The Big Sleep (13.15)
A high water-mark of film noir, The Big Sleep was adapted by William Faulkner and Leigh Brackett from the first of Raymond Chandler’s hard-boiled novels about PI, and all-round shop-soiled Galahad, Philip Marlowe. The great Howard Hawks directs Humphrey Bogart and Lauren Bacall in a murky tangle of shady LA characters, innuendo laden dialogue, literate zingers, and baffling plotting. Just don’t ask who killed the chauffeur.

Speedy (13.30)
Harold Lloyd’s final silent film from 1928 sees his customary ‘glasses’ character this time appearing as a baseball-obsessed New Yorker determined to save the city’s last horse-drawn streetcar, just as another expression of a fine, noble, and disinterested nature, and also to impress the girl whose grandfather owns it. 86 minutes of rapid-fire sight gags and elaborate comedy set-ups ensue, and a cameo from Babe Ruth to boot.

Film 2

Star Trek: The Motion Picture (15.10)

Robert Wise, director of The Sound of Music, was the unlikely figure picked to lead the crew of the starship Enterprise into the new frontier of cinema. 132 minutes, a regrettable portion of which is lovingly sustained shots of the post-Star Wars VFX accompanied by Jerry Goldsmith’s new Trek theme, sees Kirk, Spock, Bones, et al investigate a mysterious alien entity posing a threat.

Dead Men Don’t Wear Plaid (15.30)
Steve Martin continued his fruitful collaboration with director Carl Reiner after The Jerk with this homage to 1940s film noir. While Woody Allen was busy inserting Len Zelig into world events, Reiner and Martin wrote a zany plot and built a farcical amount of sets in order to have Martin interact with old footage of Humphrey Bogart, Veronica Lake, Alan Ladd, and many more.

Intermission (15.40)
Cillian Murphy woos Kelly MacDonald, Colin Farrell is obsessed with woks, bus-driver Brían F. O’Byrne is aggrieved at a kid, David Wilmot is being unnerved by Deirdre O’Kane’s lust, and vainglorious Garda Colm Meaney is being filmed by documentarians.
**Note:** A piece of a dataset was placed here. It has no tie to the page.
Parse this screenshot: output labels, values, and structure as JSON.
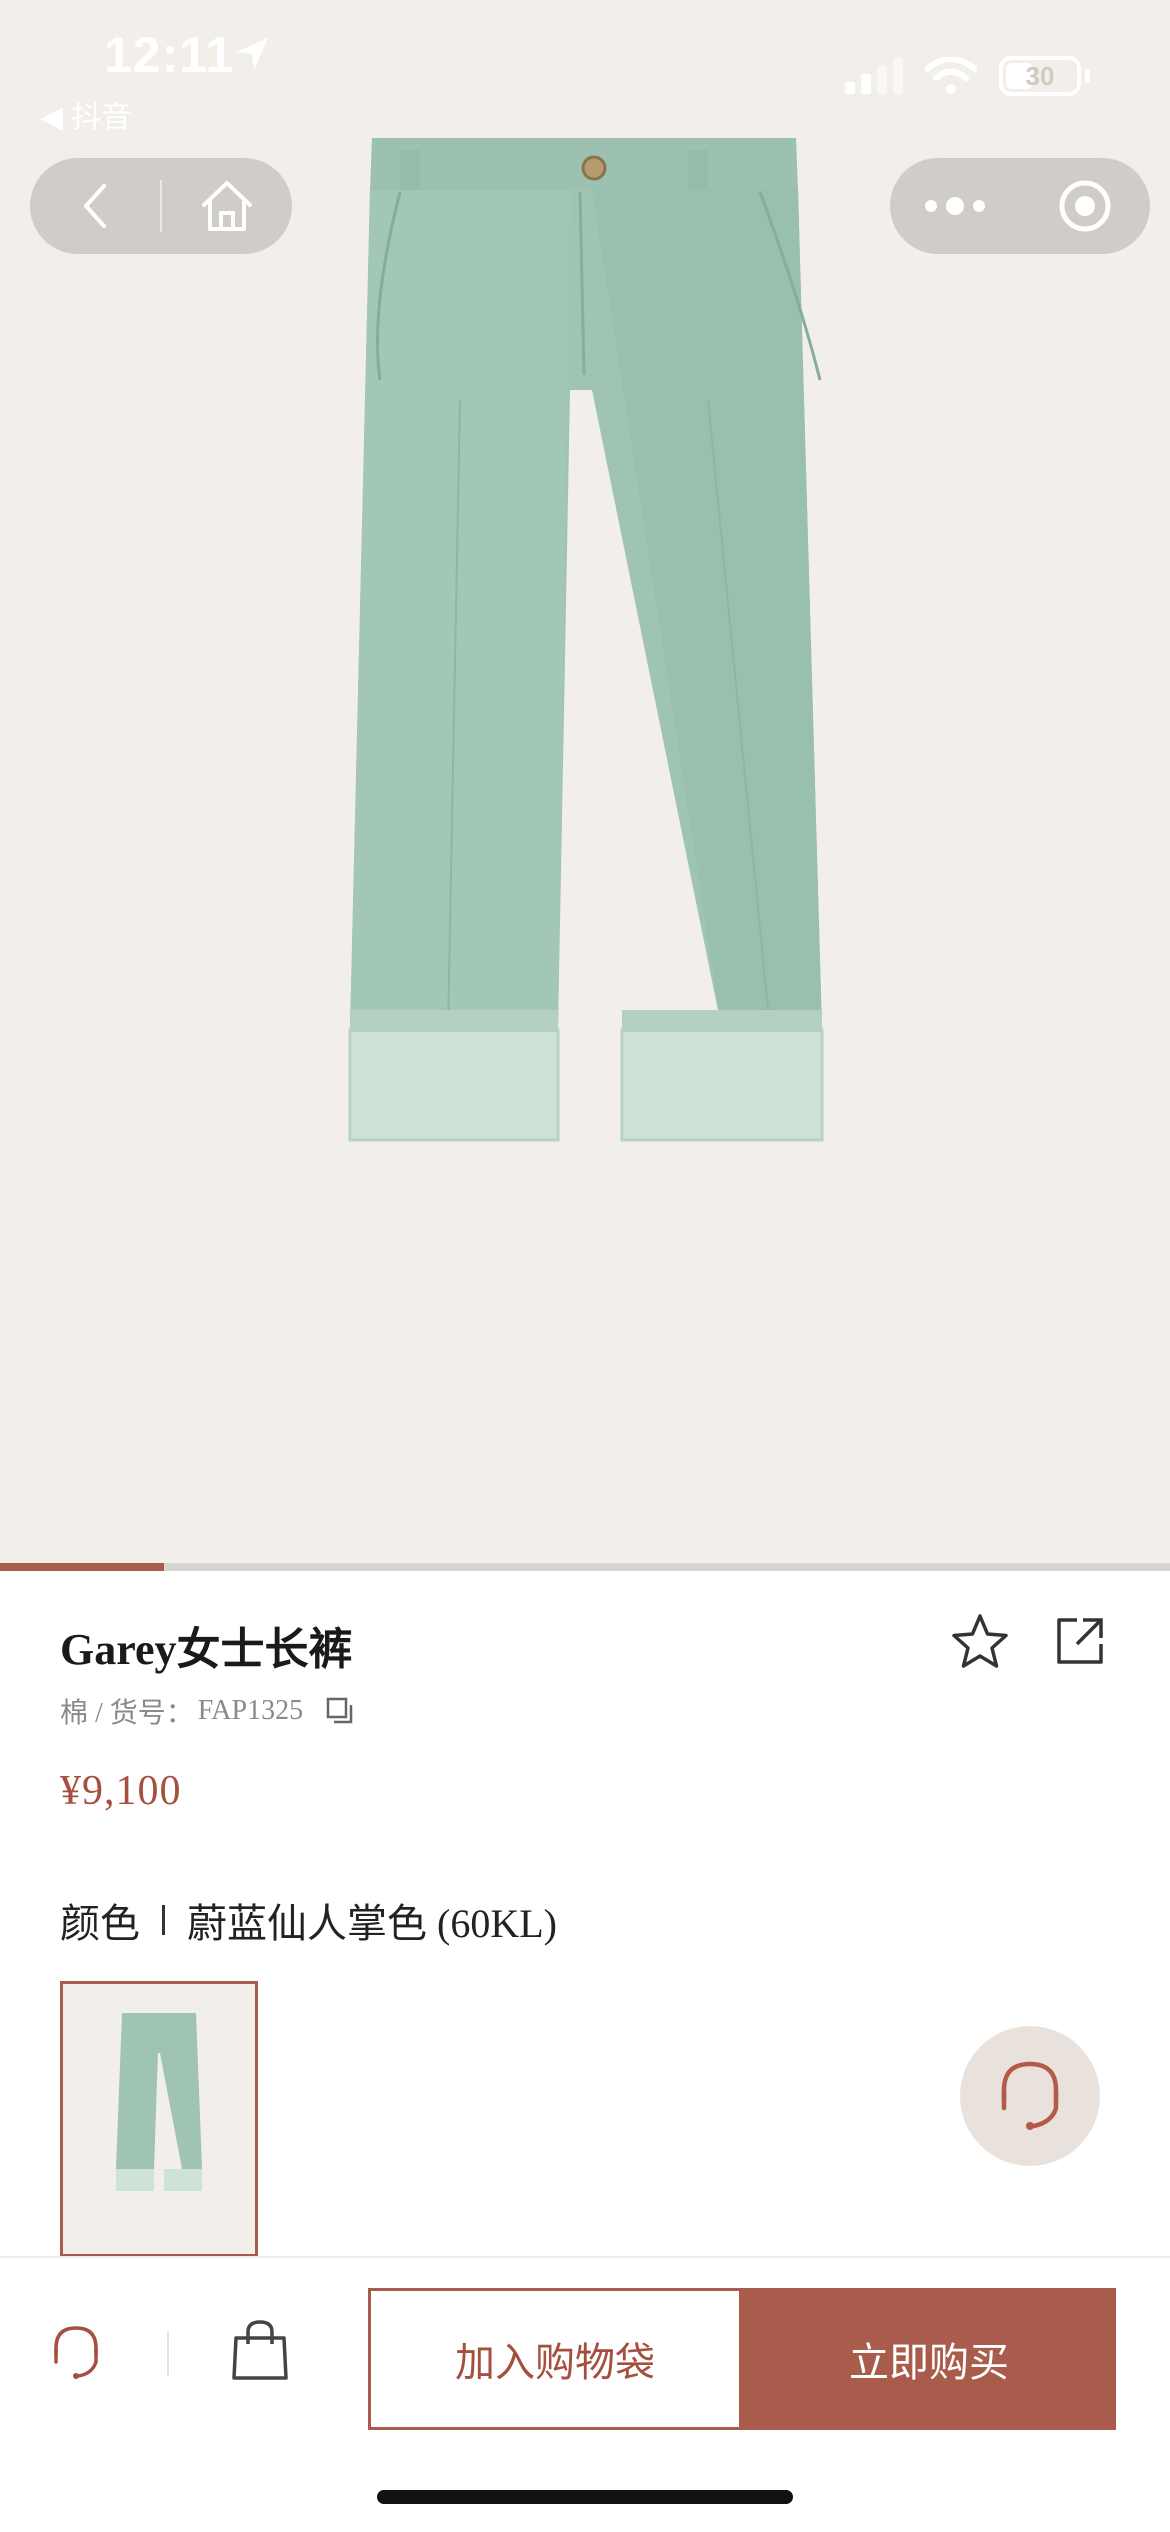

The blackly comic intersections of Mark O’Rowe’s screenplay no longer seem as impressive as they initially did back in 2003 when everyone was talking about brown sauce in tea.

MILLER’S CROSSING, Albert Finney, Gabriel Byrne, 1990. TM and Copyright (c) 20th Century Fox Film Corp. All Rights Reserved.

Film 3

Sorcerer (17.30)
William Friedkin decided, for reasons passing understanding, to use his post-French Connection and Exorcist clout to remake Henri-Georges Clouzot’s 1953 suspense classic The Wages of Fear. Roy Scheider stars in a tale of men driving trucks with highly unstable nitroglycerine over rickety bridges on a mission to extinguish an oil well blaze. This is remembered now for Easy Riders, Raging Bulls’ account of its disastrous production and reception.

Miller’s Crossing (18.00)
The Coen Brothers stepped up their ambitions from indie noir and screwball comedy with this expansive Prohibition-era gangster film. Gabriel Byrne is right-hand man to Albert Finney’s mob boss. When Byrne is banished, over John Turturro’s bookie and Marcia Gay Harden’s moll, it begins a deadly game of cat and mouse between rival gangs; featuring much double-crossing, hard-boiled badinage, and a spectacularly OTT use of ‘Danny Boy’.

Delicatessen (18.10)
Amelie creator Jean-Pierre Jeunet and his one-time directing partner Marc Caro’s 1991 debut is a queasily slapstick spin on Sweeney Todd. Clapet is a landlord in an apartment building in post-apocalyptic France, who controls his tenants’ food supply via his butcher’s shop; prime cuts from the men he hires. Louison (Dominique Pinon) fills the regular vacancy, but his love for Clapet’s daughter complicates matters in this queasy comedy.

Film 4

Weirdos (20.00)

In 1976 Nova Scotia fifteen-year-old Kit and his girlfriend Alice run away from home in order to reunite with his estranged mother (Molly Parker), while the USA bombastically celebrates its bicentennial. Accompanied by Kit’s imaginary version of Andy Warhol, the two undertake a road trip during which they confront the difficulties they face in their teenage romance. Quirky and comedic, Bruce McDonald’s film features beautifully photographed Canadian landscapes.

??? (20.20)

The audience choice is yet to be announced but voting for the shortlist of 10 drawn up by IFI staff has closed. Here’s hoping for Hunt for the Wilderpeople! Although as that screened in preview at last year’s Open Day having it again as a returning favourite might be pushing it. Past winners include SubmarineGood Vibrations, Short Term 12, and Me and Earl and the Dying Girl.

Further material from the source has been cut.